Serologic monitoring of antibody titers to previous vaccinations
can also be prudent. Interestingly, although B cell aplasia can be profound,
plasma cells have been shown to persist in patients after they’ve been treated
with CAR-T cells. Plasma cells, which do not express CD19, are major
antibody-producing cells of the immune system and help form memory to vaccines
and antibody-mediated immune responses; plasma cell persistence could be
protective for a patient. In addition, the lentiviral vector used to deliver the
CAR genetic material into T cells in tisagenlecleucel can, depending on the
assay, result in false-positive HIV test results.
Laboratory testing and
investigation reflects the variety of clinical scenarios of patients who receive
CAR-T cells and requires an individualized approach. For instance, while B cell
aplasia and hypogammaglobulinemia is specific to anti-CD19 CAR-T cell therapy,
the potential for false-positive HIV test results might not be specific to the
CAR-T cell target, but rather the viral vector used to introduce genetic
material. Other side effects such as cytopenias and CRS might be generalized to
treatment with CAR-T cell therapies regardless of a therapy’s
target.
Patients also must be monitored over time for development of
unanticipated adverse effects of CAR-T cells, such as relapse of the primary
malignancy, secondary malignancies, and mutagenic potential of the CAR-T cells
themselves. Long-term monitoring involves careful consideration of the previous
CAR-T cell therapy to ensure any potential effects of the treatment are
identified. Awareness of the anticipated, unanticipated, specific, and general
side effects can help guide clinical laboratories to investigate how testing can
be improved upon as more becomes known about the different CAR-T cells—both
those now in clinical use and the ones to come.
NEW THERAPIES ON THE
HORIZON
CARs can differ in clinical targets, genetic structure, and
even the cell in which the CAR resides. Even as the two FDA-approved CAR-T cell
therapies disseminate in practice, researchers are continuing to develop other
CAR-T cells and other genetically modified cellular therapies.
CAR-T cells
are very attractive as a potential therapy because they are fairly simple to
construct, customizable, and have already shown the potential to alter the
clinical course of diseases with otherwise very poor survival.

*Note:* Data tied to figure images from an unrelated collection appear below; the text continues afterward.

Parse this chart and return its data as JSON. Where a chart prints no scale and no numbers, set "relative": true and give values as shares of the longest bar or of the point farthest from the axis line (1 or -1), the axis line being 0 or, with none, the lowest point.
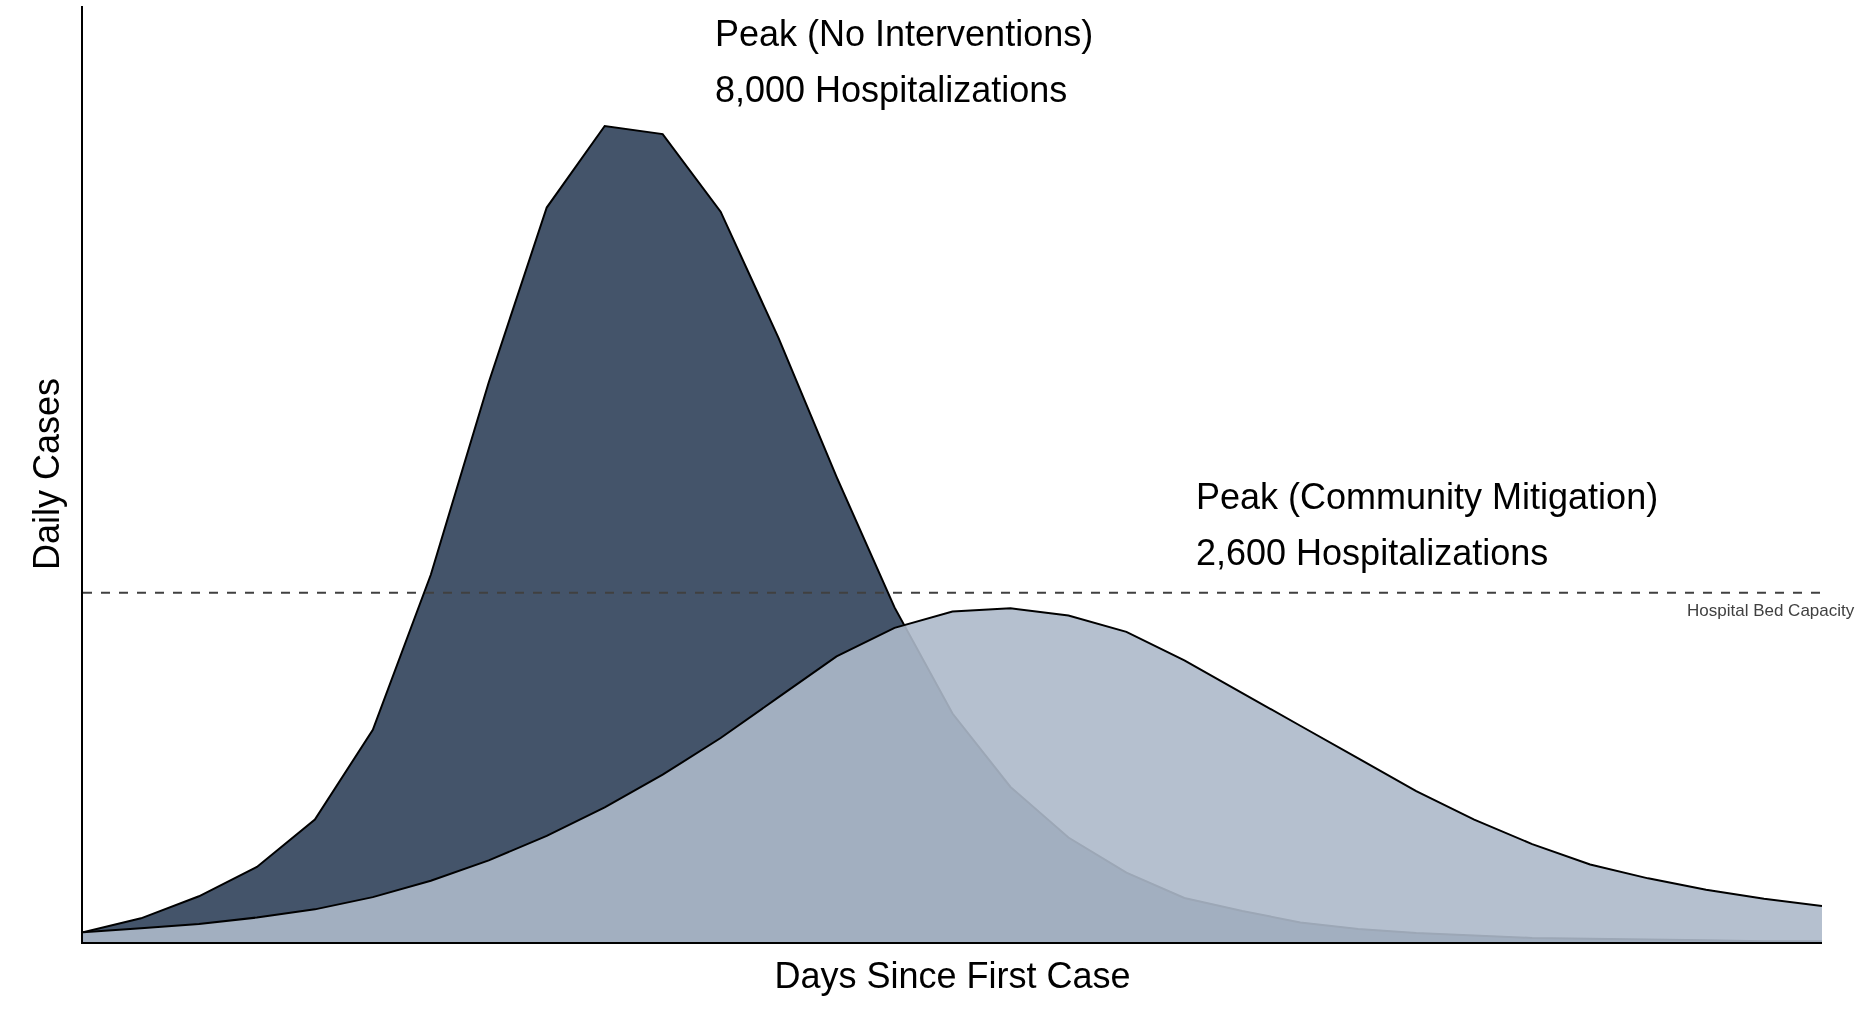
{
  "chart_data": {
    "type": "area",
    "relative": true,
    "xlabel": "Days Since First Case",
    "ylabel": "Daily Cases",
    "categories": [
      null,
      null,
      null,
      null,
      null,
      null,
      null,
      null,
      null,
      null,
      null,
      null,
      null,
      null,
      null,
      null,
      null,
      null,
      null,
      null,
      null,
      null,
      null,
      null,
      null,
      null,
      null,
      null,
      null,
      null,
      null
    ],
    "series": [
      {
        "color": "#44546a",
        "values": [
          0.012,
          0.029,
          0.056,
          0.092,
          0.15,
          0.26,
          0.45,
          0.686,
          0.9,
          1.0,
          0.99,
          0.895,
          0.74,
          0.57,
          0.41,
          0.28,
          0.19,
          0.128,
          0.085,
          0.054,
          0.038,
          0.024,
          0.016,
          0.011,
          0.008,
          0.005,
          0.004,
          0.003,
          0.002,
          0.001,
          0.001
        ]
      },
      {
        "color": "#adb9ca",
        "values": [
          0.012,
          0.017,
          0.022,
          0.03,
          0.04,
          0.055,
          0.075,
          0.1,
          0.13,
          0.165,
          0.205,
          0.25,
          0.3,
          0.35,
          0.385,
          0.405,
          0.409,
          0.4,
          0.38,
          0.345,
          0.305,
          0.265,
          0.225,
          0.185,
          0.15,
          0.12,
          0.095,
          0.078,
          0.064,
          0.053,
          0.044
        ]
      }
    ],
    "ref_lines": [
      {
        "axis": "y",
        "value": 0.428,
        "label": "Hospital Bed Capacity",
        "color": "#404040",
        "line_style": "dashed"
      }
    ],
    "annotations": [
      "Peak (No Interventions)",
      "8,000 Hospitalizations",
      "Peak (Community Mitigation)",
      "2,600 Hospitalizations"
    ],
    "marker": "none"
  }
}
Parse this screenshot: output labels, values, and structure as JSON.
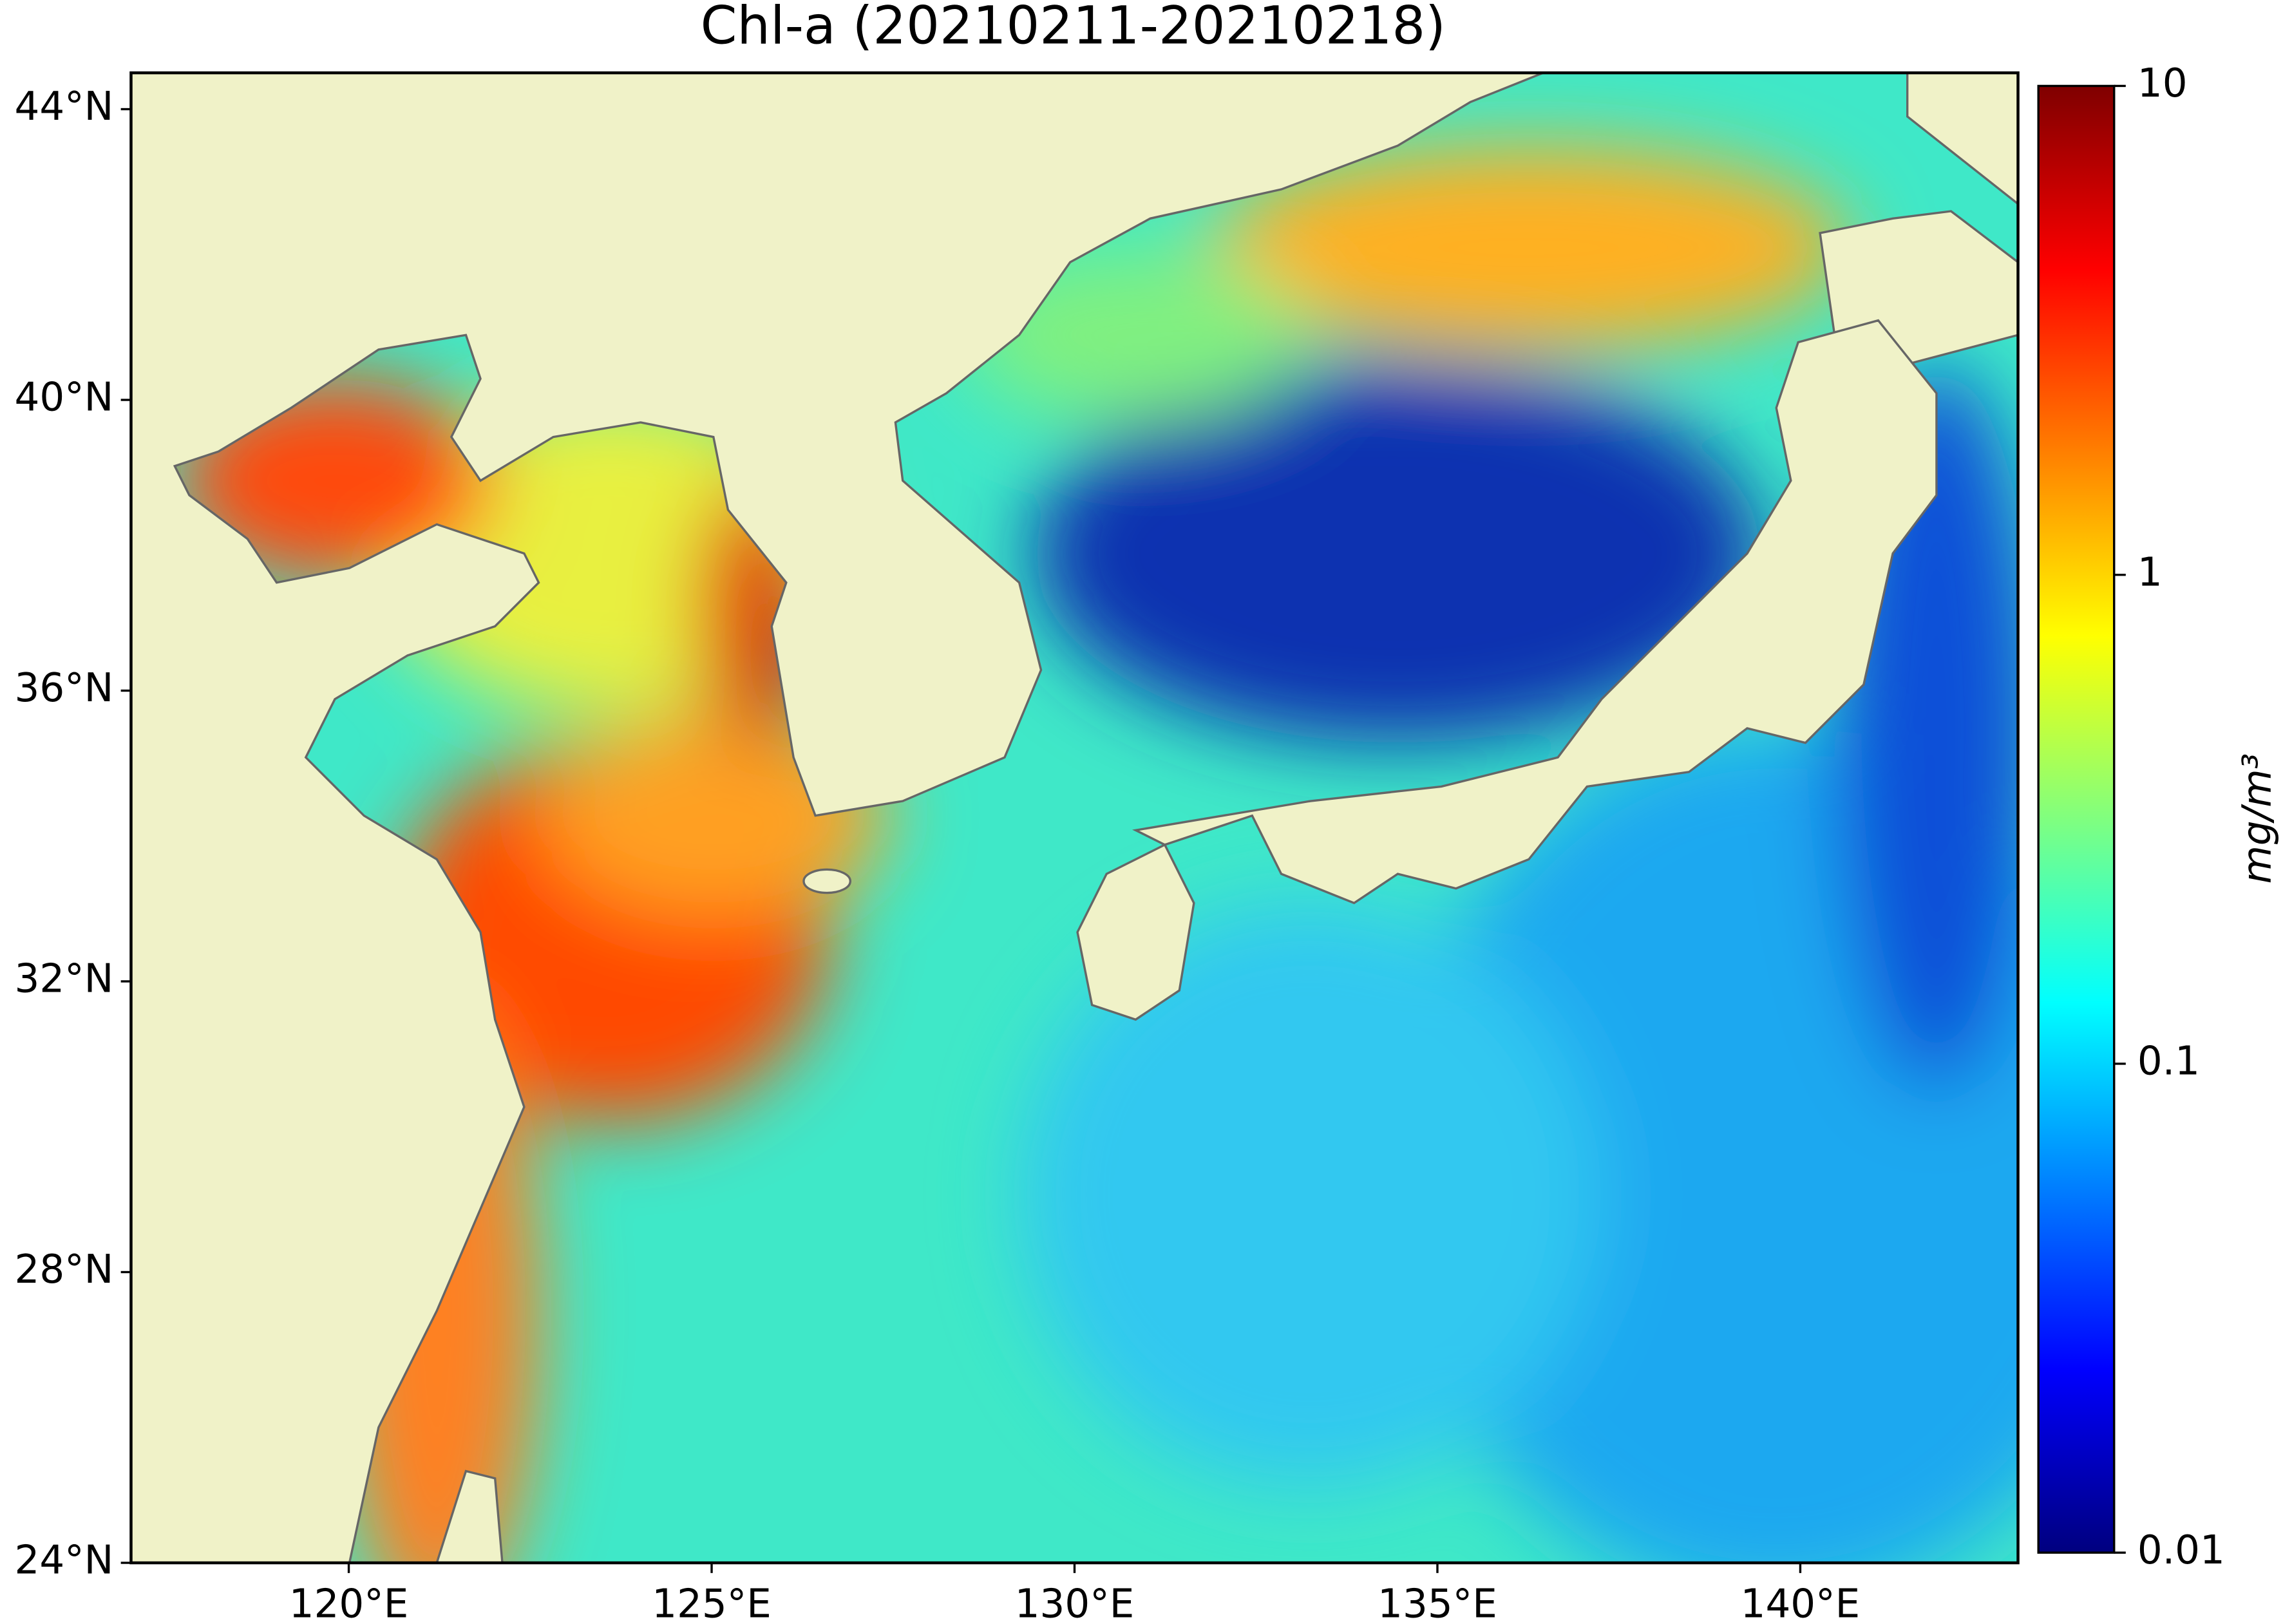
{
  "chart_data": {
    "type": "map",
    "title": "Chl-a (20210211-20210218)",
    "xlim": [
      117,
      143
    ],
    "xticks": [
      {
        "value": 120,
        "label": "120°E"
      },
      {
        "value": 125,
        "label": "125°E"
      },
      {
        "value": 130,
        "label": "130°E"
      },
      {
        "value": 135,
        "label": "135°E"
      },
      {
        "value": 140,
        "label": "140°E"
      }
    ],
    "ylim": [
      24,
      44.5
    ],
    "yticks": [
      {
        "value": 24,
        "label": "24°N"
      },
      {
        "value": 28,
        "label": "28°N"
      },
      {
        "value": 32,
        "label": "32°N"
      },
      {
        "value": 36,
        "label": "36°N"
      },
      {
        "value": 40,
        "label": "40°N"
      },
      {
        "value": 44,
        "label": "44°N"
      }
    ],
    "colorbar": {
      "label": "mg/m³",
      "scale": "log",
      "lim": [
        0.01,
        10
      ],
      "ticks": [
        0.01,
        0.1,
        1,
        10
      ]
    }
  }
}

The CAR construct
can be modified to recognize different targets, such as B cell maturation
antigen on multiple myeloma cells or mesothelin on certain solid tumors. Both
these therapies are under clinical development and have undergone testing in
humans.
Development of CAR-T cells expressing different target antigens
requires thoroughly evaluating their side effect profiles in preclinical and
clinical trials to identify any on-target/off-tumor effects, their potential
clinical impact, and strategies to monitor and treat patients.
Laboratory
evaluation of patients throughout the process of CAR-T cell therapy is critical
to identify information that might be useful to monitor success or mitigate side
effects of this therapy. Furthermore, knowledge and familiarity with the
potential clinical and laboratory presentations of patients who undergo CAR-T
cell therapy will encourage all providers to anticipate and adapt quickly to the
changing CAR-T cell clinical landscape and will help to optimize care for
patients who receive currently used CAR-T cells as well as those to come.